The recently aired ABC show The Laughter & Secrets of Love Actually: 20 Years Later – A Diane Sawyer Special celebrated the 20th anniversary of Love Actually, wherein Curtis reminisced on a conversation he had with Knightley at the time of the film’s production, “I remember sitting down with Keira while we were shooting and saying, ‘What are you doing next?'” Knightley replied, “I don’t think it’s going to work. It’s a pirate film, and they always fail.” While Knightley’s assumption was generally correct, the first Pirates of the Caribbean film was aptly titled, as it broke a long-standing genre curse and dispelled a pirate movie trend.
Keira Knightley Thought Pirates Of The Caribbean Had A Genre Curse
Knightley also said to Curtis that pirate movies “always fail.” Until Pirates of the Caribbean: The Curse of the Black Pearl, pirate films did have a checkered history, with the genre having been incredibly unsuccessful before the first film’s release in 2003. Given their torrid box office performance and the largely negative critical response that most other pirate films experienced, it’s unsurprising that there is an appetite for the Pirates of the Caribbean franchise to be rebooted. Although it would be compelling to see a refreshing iteration of seaside action-adventure on the silver screen, the genre hasn’t passed the box office test with flying colors.
Pirates Of The Caribbean’s Success Did Break A Movie Trend
Pirate-themed movies were undoubtedly at their peak during the Golden Age of Hollywood, but interest waned until 2003, breaking a pirate movie trend. Errol Flynn’s flicks like Captain Blood and Against All Flags captured audiences with swashbuckling staples like treasure and high-seas adventure, but the key to the success of these films was off-camera talent. Studios treated these early pirate movies like film noir movies, often hiring top-tier directors, composers, cinematographers, and writers to helm the pirate pictures. Despite the release of classics like Treasure Island and The Crimson Pirate in the 1950s, the pirate genre had largely lost its allure by the decade’s end.

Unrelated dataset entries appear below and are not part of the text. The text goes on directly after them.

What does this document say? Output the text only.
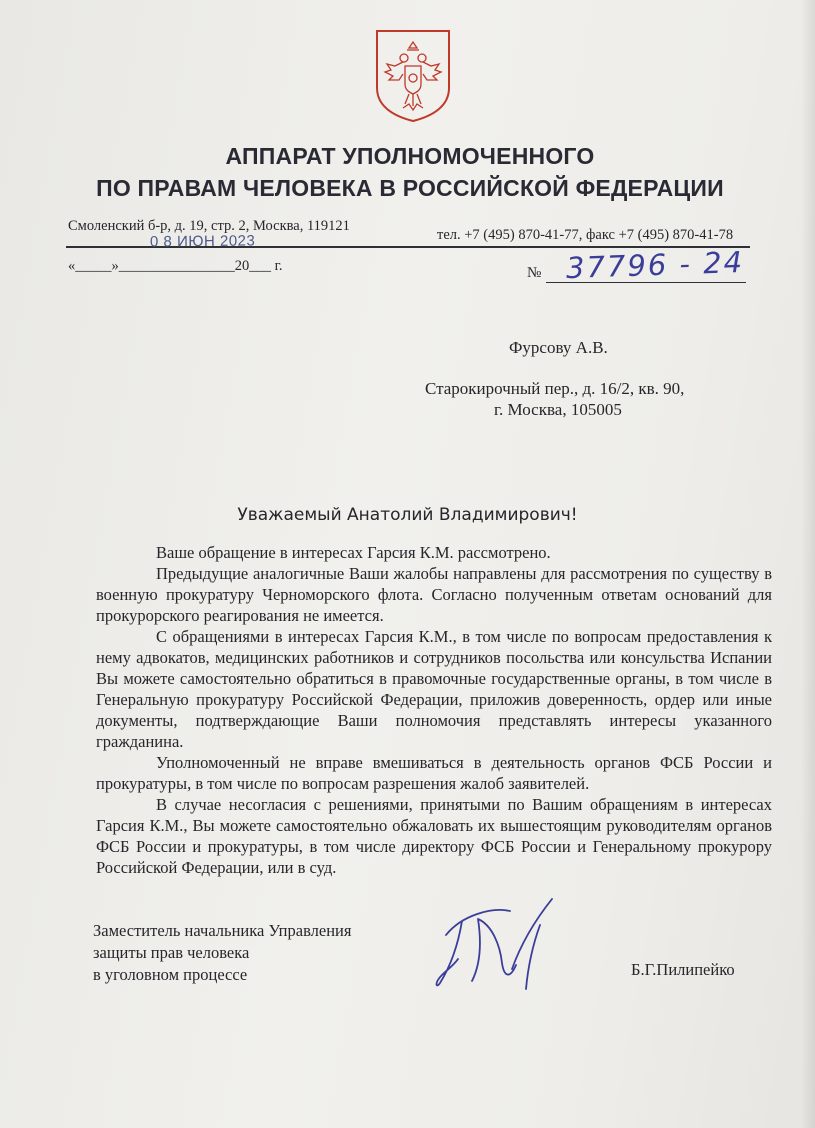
АППАРАТ УПОЛНОМОЧЕННОГО
ПО ПРАВАМ ЧЕЛОВЕКА В РОССИЙСКОЙ ФЕДЕРАЦИИ
Смоленский б-р, д. 19, стр. 2, Москва, 119121
тел. +7 (495) 870-41-77, факс +7 (495) 870-41-78
0 8 ИЮН 2023
«_____»________________20___ г.	№ 37796 - 24
Фурсову А.В.
Старокирочный пер., д. 16/2, кв. 90,
г. Москва, 105005
Уважаемый Анатолий Владимирович!

Ваше обращение в интересах Гарсия К.М. рассмотрено.

Предыдущие аналогичные Ваши жалобы направлены для рассмотрения по существу в военную прокуратуру Черноморского флота. Согласно полученным ответам оснований для прокурорского реагирования не имеется.

С обращениями в интересах Гарсия К.М., в том числе по вопросам предоставления к нему адвокатов, медицинских работников и сотрудников посольства или консульства Испании Вы можете самостоятельно обратиться в правомочные государственные органы, в том числе в Генеральную прокуратуру Российской Федерации, приложив доверенность, ордер или иные документы, подтверждающие Ваши полномочия представлять интересы указанного гражданина.

Уполномоченный не вправе вмешиваться в деятельность органов ФСБ России и прокуратуры, в том числе по вопросам разрешения жалоб заявителей.

В случае несогласия с решениями, принятыми по Вашим обращениям в интересах Гарсия К.М., Вы можете самостоятельно обжаловать их вышестоящим руководителям органов ФСБ России и прокуратуры, в том числе директору ФСБ России и Генеральному прокурору Российской Федерации, или в суд.

Заместитель начальника Управления
защиты прав человека
в уголовном процессе	Б.Г.Пилипейко
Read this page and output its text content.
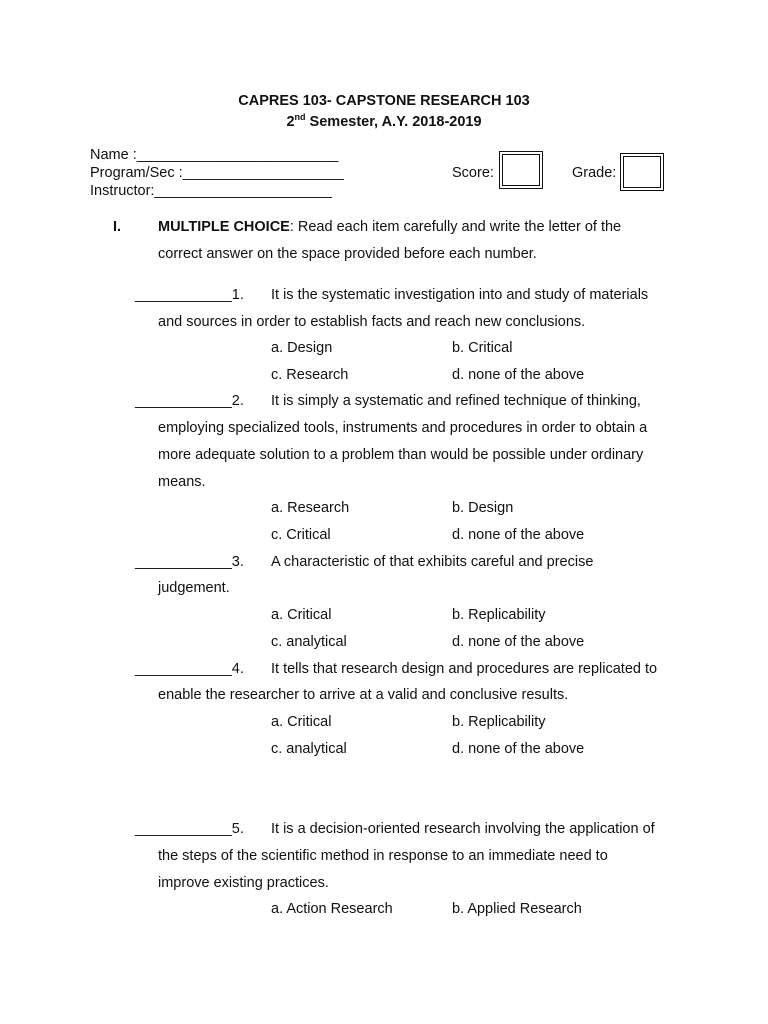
CAPRES 103- CAPSTONE RESEARCH 103
2nd Semester, A.Y. 2018-2019
Name :_________________________
Program/Sec :____________________
Instructor:______________________
Score:	Grade:
I.	MULTIPLE CHOICE: Read each item carefully and write the letter of the
correct answer on the space provided before each number.
____________1. It is the systematic investigation into and study of materials
and sources in order to establish facts and reach new conclusions.
a. Design	b. Critical
c. Research	d. none of the above
____________2. It is simply a systematic and refined technique of thinking,
employing specialized tools, instruments and procedures in order to obtain a
more adequate solution to a problem than would be possible under ordinary
means.
a. Research	b. Design
c. Critical	d. none of the above
____________3. A characteristic of that exhibits careful and precise
judgement.
a. Critical	b. Replicability
c. analytical	d. none of the above
____________4. It tells that research design and procedures are replicated to
enable the researcher to arrive at a valid and conclusive results.
a. Critical	b. Replicability
c. analytical	d. none of the above
____________5. It is a decision-oriented research involving the application of
the steps of the scientific method in response to an immediate need to
improve existing practices.
a. Action Research	b. Applied Research
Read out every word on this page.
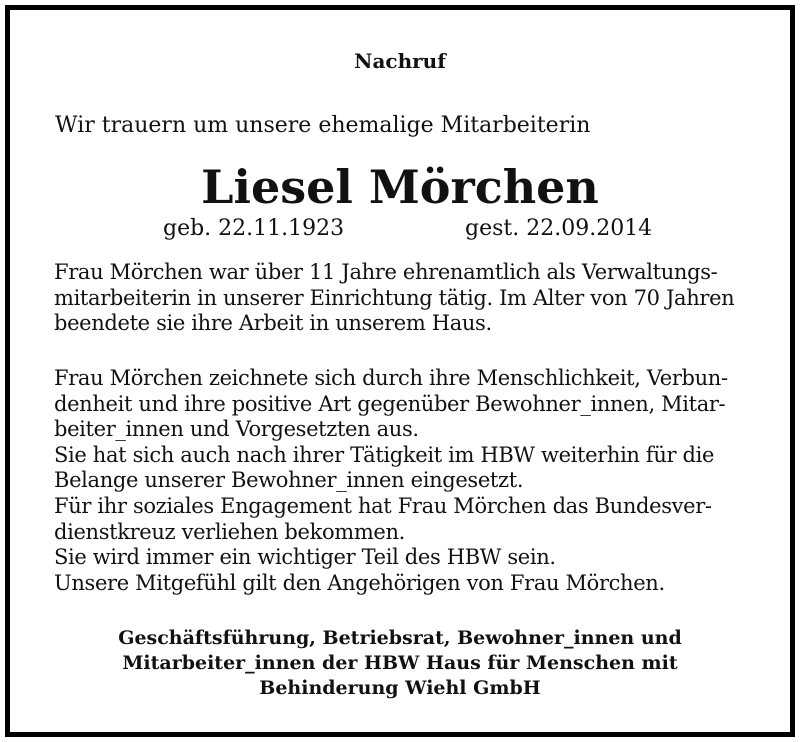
Nachruf
Wir trauern um unsere ehemalige Mitarbeiterin
Liesel Mörchen
geb. 22.11.1923	gest. 22.09.2014
Frau Mörchen war über 11 Jahre ehrenamtlich als Verwaltungs-
mitarbeiterin in unserer Einrichtung tätig. Im Alter von 70 Jahren
beendete sie ihre Arbeit in unserem Haus.
Frau Mörchen zeichnete sich durch ihre Menschlichkeit, Verbun-
denheit und ihre positive Art gegenüber Bewohner_innen, Mitar-
beiter_innen und Vorgesetzten aus.
Sie hat sich auch nach ihrer Tätigkeit im HBW weiterhin für die
Belange unserer Bewohner_innen eingesetzt.
Für ihr soziales Engagement hat Frau Mörchen das Bundesver-
dienstkreuz verliehen bekommen.
Sie wird immer ein wichtiger Teil des HBW sein.
Unsere Mitgefühl gilt den Angehörigen von Frau Mörchen.
Geschäftsführung, Betriebsrat, Bewohner_innen und
Mitarbeiter_innen der HBW Haus für Menschen mit
Behinderung Wiehl GmbH
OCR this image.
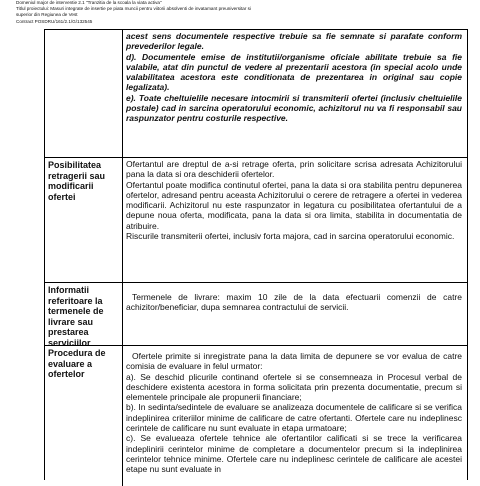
Domeniul major de interventie 2.1 "Tranzitia de la scoala la viata activa"
Titlul proiectului: Masuri integrate de insertie pe piata muncii pentru viitorii absolventi de invatamant preuniversitar si
superior din Regiunea de Vest
Contract POSDRU/161/2.1/G/132545

acest sens documentele respective trebuie sa fie semnate si parafate conform prevederilor legale.

d). Documentele emise de institutii/organisme oficiale abilitate trebuie sa fie valabile, atat din punctul de vedere al prezentarii acestora (in special acolo unde valabilitatea acestora este conditionata de prezentarea in original sau copie legalizata).

e). Toate cheltuielile necesare intocmirii si transmiterii ofertei (inclusiv cheltuielile postale) cad in sarcina operatorului economic, achizitorul nu va fi responsabil sau raspunzator pentru costurile respective.

Posibilitatea retragerii sau modificarii ofertei

Ofertantul are dreptul de a-si retrage oferta, prin solicitare scrisa adresata Achizitorului pana la data si ora deschiderii ofertelor.

Ofertantul poate modifica continutul ofertei, pana la data si ora stabilita pentru depunerea ofertelor, adresand pentru aceasta Achizitorului o cerere de retragere a ofertei in vederea modificarii. Achizitorul nu este raspunzator in legatura cu posibilitatea ofertantului de a depune noua oferta, modificata, pana la data si ora limita, stabilita in documentatia de atribuire.

Riscurile transmiterii ofertei, inclusiv forta majora, cad in sarcina operatorului economic.

Informatii referitoare la termenele de livrare sau prestarea serviciilor

Termenele de livrare: maxim 10 zile de la data efectuarii comenzii de catre achizitor/beneficiar, dupa semnarea contractului de servicii.

Procedura de evaluare a ofertelor

Ofertele primite si inregistrate pana la data limita de depunere se vor evalua de catre comisia de evaluare in felul urmator:

a). Se deschid plicurile continand ofertele si se consemneaza in Procesul verbal de deschidere existenta acestora in forma solicitata prin prezenta documentatie, precum si elementele principale ale propunerii financiare;

b). In sedinta/sedintele de evaluare se analizeaza documentele de calificare si se verifica indeplinirea criteriilor minime de calificare de catre ofertanti. Ofertele care nu indeplinesc cerintele de calificare nu sunt evaluate in etapa urmatoare;

c). Se evalueaza ofertele tehnice ale ofertantilor calificati si se trece la verificarea indeplinirii cerintelor minime de completare a documentelor precum si la indeplinirea cerintelor tehnice minime. Ofertele care nu indeplinesc cerintele de calificare ale acestei etape nu sunt evaluate in
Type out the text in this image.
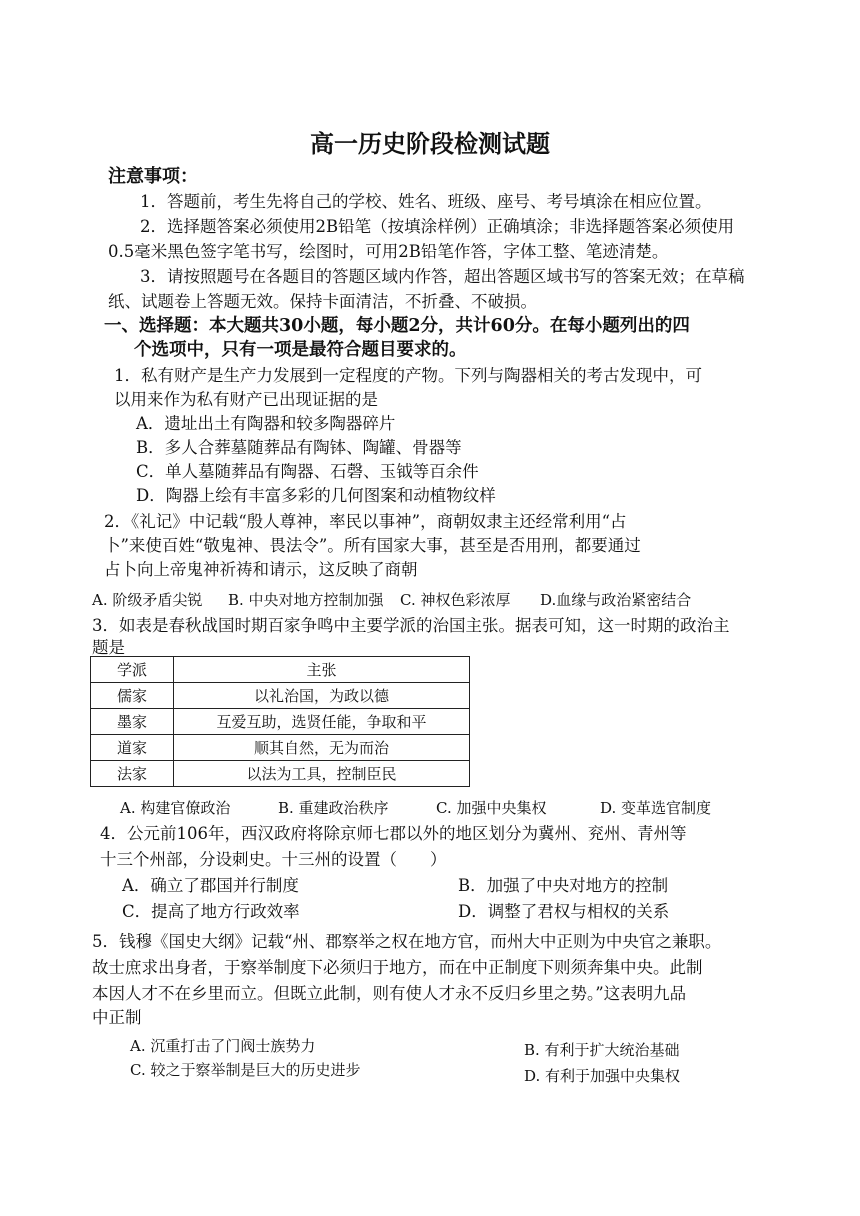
高一历史阶段检测试题
注意事项：
1．答题前，考生先将自己的学校、姓名、班级、座号、考号填涂在相应位置。
2．选择题答案必须使用2B铅笔（按填涂样例）正确填涂；非选择题答案必须使用
0.5毫米黑色签字笔书写，绘图时，可用2B铅笔作答，字体工整、笔迹清楚。
3．请按照题号在各题目的答题区域内作答，超出答题区域书写的答案无效；在草稿
纸、试题卷上答题无效。保持卡面清洁，不折叠、不破损。
一、选择题：本大题共30小题，每小题2分，共计60分。在每小题列出的四
个选项中，只有一项是最符合题目要求的。
1．私有财产是生产力发展到一定程度的产物。下列与陶器相关的考古发现中，可
以用来作为私有财产已出现证据的是
A．遗址出土有陶器和较多陶器碎片
B．多人合葬墓随葬品有陶钵、陶罐、骨器等
C．单人墓随葬品有陶器、石磬、玉钺等百余件
D．陶器上绘有丰富多彩的几何图案和动植物纹样
2．《礼记》中记载“殷人尊神，率民以事神”，商朝奴隶主还经常利用“占
卜”来使百姓“敬鬼神、畏法令”。所有国家大事，甚至是否用刑，都要通过
占卜向上帝鬼神祈祷和请示，这反映了商朝
A. 阶级矛盾尖锐 B. 中央对地方控制加强 C. 神权色彩浓厚 D.血缘与政治紧密结合
3．如表是春秋战国时期百家争鸣中主要学派的治国主张。据表可知，这一时期的政治主
题是
学派	主张
儒家	以礼治国，为政以德
墨家	互爱互助，选贤任能，争取和平
道家	顺其自然，无为而治
法家	以法为工具，控制臣民
A. 构建官僚政治	B. 重建政治秩序	C. 加强中央集权	D. 变革选官制度
4．公元前106年，西汉政府将除京师七郡以外的地区划分为冀州、兖州、青州等
十三个州部，分设刺史。十三州的设置（　　）
A．确立了郡国并行制度	B．加强了中央对地方的控制
C．提高了地方行政效率	D．调整了君权与相权的关系
5．钱穆《国史大纲》记载“州、郡察举之权在地方官，而州大中正则为中央官之兼职。
故士庶求出身者，于察举制度下必须归于地方，而在中正制度下则须奔集中央。此制
本因人才不在乡里而立。但既立此制，则有使人才永不反归乡里之势。”这表明九品
中正制
A. 沉重打击了门阀士族势力	B. 有利于扩大统治基础
C. 较之于察举制是巨大的历史进步	D. 有利于加强中央集权
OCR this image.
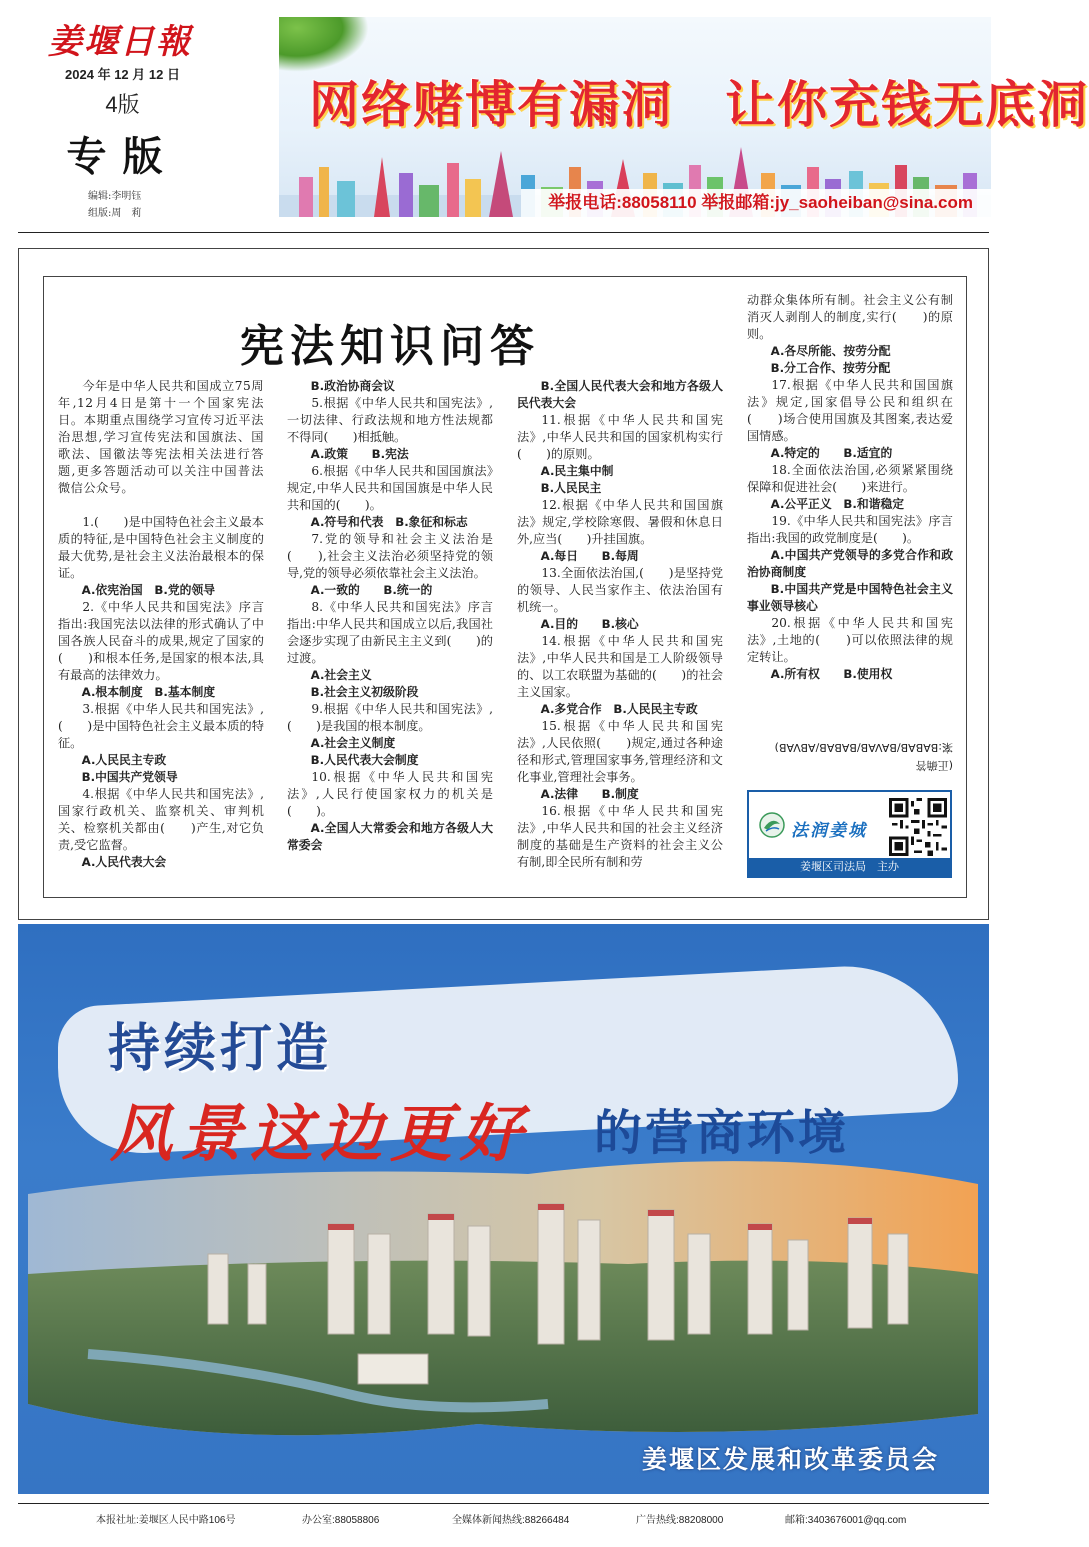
姜堰日報
2024 年 12 月 12 日
4版
专版
编辑:李明钰
组版:周　莉
网络赌博有漏洞　让你充钱无底洞
举报电话:88058110 举报邮箱:jy_saoheiban@sina.com
宪法知识问答

今年是中华人民共和国成立75周年,12月4日是第十一个国家宪法日。本期重点围绕学习宣传习近平法治思想,学习宣传宪法和国旗法、国歌法、国徽法等宪法相关法进行答题,更多答题活动可以关注中国普法微信公众号。

1.(　　)是中国特色社会主义最本质的特征,是中国特色社会主义制度的最大优势,是社会主义法治最根本的保证。

A.依宪治国　B.党的领导

2.《中华人民共和国宪法》序言指出:我国宪法以法律的形式确认了中国各族人民奋斗的成果,规定了国家的(　　)和根本任务,是国家的根本法,具有最高的法律效力。

A.根本制度　B.基本制度

3.根据《中华人民共和国宪法》,(　　)是中国特色社会主义最本质的特征。

A.人民民主专政

B.中国共产党领导

4.根据《中华人民共和国宪法》,国家行政机关、监察机关、审判机关、检察机关都由(　　)产生,对它负责,受它监督。

A.人民代表大会

B.政治协商会议

5.根据《中华人民共和国宪法》,一切法律、行政法规和地方性法规都不得同(　　)相抵触。

A.政策　　B.宪法

6.根据《中华人民共和国国旗法》规定,中华人民共和国国旗是中华人民共和国的(　　)。

A.符号和代表　B.象征和标志

7.党的领导和社会主义法治是(　　),社会主义法治必须坚持党的领导,党的领导必须依靠社会主义法治。

A.一致的　　B.统一的

8.《中华人民共和国宪法》序言指出:中华人民共和国成立以后,我国社会逐步实现了由新民主主义到(　　)的过渡。

A.社会主义

B.社会主义初级阶段

9.根据《中华人民共和国宪法》,(　　)是我国的根本制度。

A.社会主义制度

B.人民代表大会制度

10.根据《中华人民共和国宪法》,人民行使国家权力的机关是(　　)。

A.全国人大常委会和地方各级人大常委会

B.全国人民代表大会和地方各级人民代表大会

11.根据《中华人民共和国宪法》,中华人民共和国的国家机构实行(　　)的原则。

A.民主集中制

B.人民民主

12.根据《中华人民共和国国旗法》规定,学校除寒假、暑假和休息日外,应当(　　)升挂国旗。

A.每日　　B.每周

13.全面依法治国,(　　)是坚持党的领导、人民当家作主、依法治国有机统一。

A.目的　　B.核心

14.根据《中华人民共和国宪法》,中华人民共和国是工人阶级领导的、以工农联盟为基础的(　　)的社会主义国家。

A.多党合作　B.人民民主专政

15.根据《中华人民共和国宪法》,人民依照(　　)规定,通过各种途径和形式,管理国家事务,管理经济和文化事业,管理社会事务。

A.法律　　B.制度

16.根据《中华人民共和国宪法》,中华人民共和国的社会主义经济制度的基础是生产资料的社会主义公有制,即全民所有制和劳

动群众集体所有制。社会主义公有制消灭人剥削人的制度,实行(　　)的原则。

A.各尽所能、按劳分配

B.分工合作、按劳分配

17.根据《中华人民共和国国旗法》规定,国家倡导公民和组织在(　　)场合使用国旗及其图案,表达爱国情感。

A.特定的　　B.适宜的

18.全面依法治国,必须紧紧围绕保障和促进社会(　　)来进行。

A.公平正义　B.和谐稳定

19.《中华人民共和国宪法》序言指出:我国的政党制度是(　　)。

A.中国共产党领导的多党合作和政治协商制度

B.中国共产党是中国特色社会主义事业领导核心

20.根据《中华人民共和国宪法》,土地的(　　)可以依照法律的规定转让。

A.所有权　　B.使用权

(正确答案:BABAB/BAVAB/BABAB/ABVAB)
法润姜城
姜堰区司法局　主办
持续打造
风景这边更好 的营商环境
姜堰区发展和改革委员会
本报社址:姜堰区人民中路106号	办公室:88058806	全媒体新闻热线:88266484	广告热线:88208000	邮箱:3403676001@qq.com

Perhaps the most notorious example of this drastic dropoff in audience investment was 1995’s Cutthroat Island, a film that lost over $80 million, the largest financial deficit for a film company ever at the time. Understandably, the genre remained relatively untouched until Disney tried their luck with Treasure Planet, an animated sci-fi adaptation of Treasure Island that lost nearly $102 million domestically. Given the colossal losses that pirate movies had endured before the release of Pirates of the Caribbean: The Curse of the Black Pearl, Keira Knightley’s thought that the first movie would fail was more than justified.